Objective: Effective myocardial preservation is an important condition for cardiac surgery, especially in heart transplantation with long ischemia times. During ischemia and reperfusion, myocardial function is altered by cold-induced ischemic injury. Cold-induced ischemic injury is triggered by cold storage and the amino acid histidine, a main component of the storage solution histidine-tryptophan-ketoglutarate (HTK). Cold-induced ischemic injury generates free oxygen radicals in an iron-dependent way. We investigated the efficacy of new modifications with the addition of L-arginine and N-alpha-acetyl-histidine to the well-established HTK solution (Custodiol) using a rat heart transplant model.

Materials and methods: Heterotopic transplantation was performed in Lewis rats (n = 20).
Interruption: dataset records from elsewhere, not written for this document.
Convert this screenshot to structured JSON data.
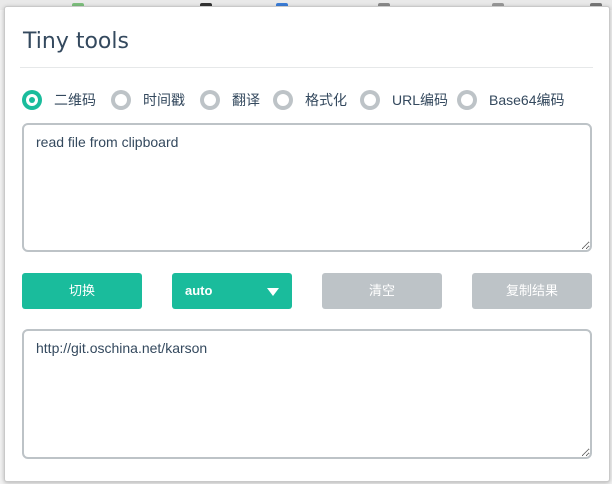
{
  "header": {
    "title": "Tiny tools"
  },
  "modes": [
    {
      "label": "二维码",
      "checked": true
    },
    {
      "label": "时间戳",
      "checked": false
    },
    {
      "label": "翻译",
      "checked": false
    },
    {
      "label": "格式化",
      "checked": false
    },
    {
      "label": "URL编码",
      "checked": false
    },
    {
      "label": "Base64编码",
      "checked": false
    }
  ],
  "input": {
    "value": "read file from clipboard"
  },
  "toolbar": {
    "switch_label": "切换",
    "select_value": "auto",
    "clear_label": "清空",
    "copy_label": "复制结果"
  },
  "output": {
    "value": "http://git.oschina.net/karson"
  },
  "colors": {
    "accent": "#1abc9c",
    "disabled": "#bdc3c7",
    "text": "#34495e"
  }
}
After 1 hour of ischemic preservation and 1 hour of reperfusion, we assessed myocardial function and energy charge potential. The modifications of HTK solution included the addition of L-arginine, partial replacement of histidine with acetyl-histidine, and reduction of chloride concentration (HTK-1). In a second group, Custodiol served as the control.

Results: After 1 hour of reperfusion, left ventricular systolic pressure (106 +/- 33 vs 69 +/- 9 mm Hg; P < .05) and minimum rate of pressure development (dP/dt) (-1388 +/- 627 vs -735 +/- 219 mm Hg/s; P < .05) were significantly higher among the HTK-1 group compared with the control group. Energy charge potential did not differ significantly between the groups.

Conclusion: This study showed that the novel modified HTK-1 solution improved myocardial contractility and relaxation after heart transplantation.